By then, the family has left to give us some time to rest, and it is really quiet in the hospital. I couldn't believe it when I saw her. She was beautiful. I couldn't believe (and still have trouble believing) that she came out of me, and that she fit in my stomach for all that time. I don't know if that is a byproduct of having a C-section, not actually seeing and feeling them physically pull her from my body, but I was in shock. It was time to feed her, and as most first time mothers do, I bumbled through nursing her as a nurse tried to tell me what to do. It's not the world's easiest and most natural task, that is for sure. But I was holding her, and smelling her, and studying every last inch of her. I made Andrew tell me what he saw in the delivery room, and why everyone was laughing. On the way out of my stomach, Lilliana grabbed the plastic wrap that covers my body for the operation, and pulled it up with her.

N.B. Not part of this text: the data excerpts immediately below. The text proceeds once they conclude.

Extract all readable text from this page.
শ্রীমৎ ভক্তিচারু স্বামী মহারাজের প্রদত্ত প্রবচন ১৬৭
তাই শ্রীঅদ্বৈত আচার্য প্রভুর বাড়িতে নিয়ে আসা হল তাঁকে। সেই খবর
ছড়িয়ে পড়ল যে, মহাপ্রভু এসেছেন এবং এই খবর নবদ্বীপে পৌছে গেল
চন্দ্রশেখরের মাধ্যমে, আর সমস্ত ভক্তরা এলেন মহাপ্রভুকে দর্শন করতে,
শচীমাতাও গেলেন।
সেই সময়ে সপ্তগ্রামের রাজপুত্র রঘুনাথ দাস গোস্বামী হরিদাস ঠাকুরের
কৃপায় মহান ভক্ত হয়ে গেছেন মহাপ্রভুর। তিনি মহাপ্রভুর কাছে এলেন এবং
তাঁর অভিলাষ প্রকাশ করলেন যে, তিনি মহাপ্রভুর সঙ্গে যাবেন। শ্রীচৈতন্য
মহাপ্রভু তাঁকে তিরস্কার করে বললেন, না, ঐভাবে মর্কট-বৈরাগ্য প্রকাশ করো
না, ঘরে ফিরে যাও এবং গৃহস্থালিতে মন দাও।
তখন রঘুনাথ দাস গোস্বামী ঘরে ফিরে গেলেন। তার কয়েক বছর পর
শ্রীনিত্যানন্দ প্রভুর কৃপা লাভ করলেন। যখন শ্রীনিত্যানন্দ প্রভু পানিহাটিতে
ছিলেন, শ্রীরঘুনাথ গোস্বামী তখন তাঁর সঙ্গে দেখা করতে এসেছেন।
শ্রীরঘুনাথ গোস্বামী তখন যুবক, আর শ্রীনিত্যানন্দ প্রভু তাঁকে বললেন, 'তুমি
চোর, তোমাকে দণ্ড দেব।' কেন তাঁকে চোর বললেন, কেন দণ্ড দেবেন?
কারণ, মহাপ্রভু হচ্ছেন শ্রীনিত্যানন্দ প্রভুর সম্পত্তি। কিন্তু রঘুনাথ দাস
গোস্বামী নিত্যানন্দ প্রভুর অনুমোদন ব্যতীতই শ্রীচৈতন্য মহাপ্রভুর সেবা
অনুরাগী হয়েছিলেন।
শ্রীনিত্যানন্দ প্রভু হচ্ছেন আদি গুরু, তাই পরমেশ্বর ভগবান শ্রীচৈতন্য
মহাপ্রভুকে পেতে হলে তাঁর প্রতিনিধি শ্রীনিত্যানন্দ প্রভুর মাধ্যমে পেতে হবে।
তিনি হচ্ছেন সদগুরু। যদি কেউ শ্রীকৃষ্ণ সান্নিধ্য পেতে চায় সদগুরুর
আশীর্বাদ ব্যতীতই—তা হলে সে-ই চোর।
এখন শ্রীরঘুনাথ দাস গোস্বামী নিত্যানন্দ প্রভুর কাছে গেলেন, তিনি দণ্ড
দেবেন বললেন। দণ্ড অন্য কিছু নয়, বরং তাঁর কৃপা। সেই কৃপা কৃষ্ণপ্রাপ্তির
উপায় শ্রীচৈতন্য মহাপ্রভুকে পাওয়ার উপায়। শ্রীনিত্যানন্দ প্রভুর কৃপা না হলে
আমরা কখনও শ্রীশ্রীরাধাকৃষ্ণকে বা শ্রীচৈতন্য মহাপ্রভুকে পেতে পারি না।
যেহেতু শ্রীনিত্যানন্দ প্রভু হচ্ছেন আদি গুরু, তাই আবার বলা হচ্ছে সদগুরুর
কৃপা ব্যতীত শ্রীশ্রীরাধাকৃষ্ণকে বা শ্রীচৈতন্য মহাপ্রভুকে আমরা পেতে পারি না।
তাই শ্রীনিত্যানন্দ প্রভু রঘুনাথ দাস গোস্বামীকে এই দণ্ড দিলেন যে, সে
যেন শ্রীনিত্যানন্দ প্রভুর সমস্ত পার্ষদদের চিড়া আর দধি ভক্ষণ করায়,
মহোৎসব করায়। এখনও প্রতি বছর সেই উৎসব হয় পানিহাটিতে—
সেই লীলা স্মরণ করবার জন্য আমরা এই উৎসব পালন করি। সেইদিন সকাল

Apparently, the doctors had never seen a baby do that. She came out flailing, sprawled out and yelling at the top of her lungs. She was a ham from the start.

Andrew, who thought he would be squeamish in the OR, seeing the blood and cutting, etc, was a total champ in there. I actually have photos of her head being pulled out of my stomach, and Andrew's brilliant comment of "I could even see your fat cells!" is enough ammunition to last me at least the next 5 years of our marriage. I have never been so proud of him, and seeing him with Lilliana, makes all the anxiety worth every second.

Neither of us has slept much in the last two weeks. We have had a lot of help from a lot of people, which I can not properly express our appreciation for here. I didn't know how I would feel about having a child, if I would fall in love immediately, or if I would slowly start to love her. The truth is, it doesn't really matter, and I'm not really sure which it is anyways. All I know is, that when I leave her, for even an hour, I am so overcome with the feeling of missing something, that it is like falling in love all over again when I return to her. She is My Little Lilly Monster.

3 comments:

Tabatha said...

Hi. This is me crying.

Congrats on your new little one....she's a beauty!!

SleeplessInSeattle said...

I'm with Tabatha...I think I cried like 5 times reading this! Ahhh...less than 2 weeks till I meet her. I'm still so happy for your all. Love you!!

Bryn said...

Oh incredible!!!! And you make the epidural sound painless when he's giving it to you! Lilliana is absolutely beautiful, just like her momma!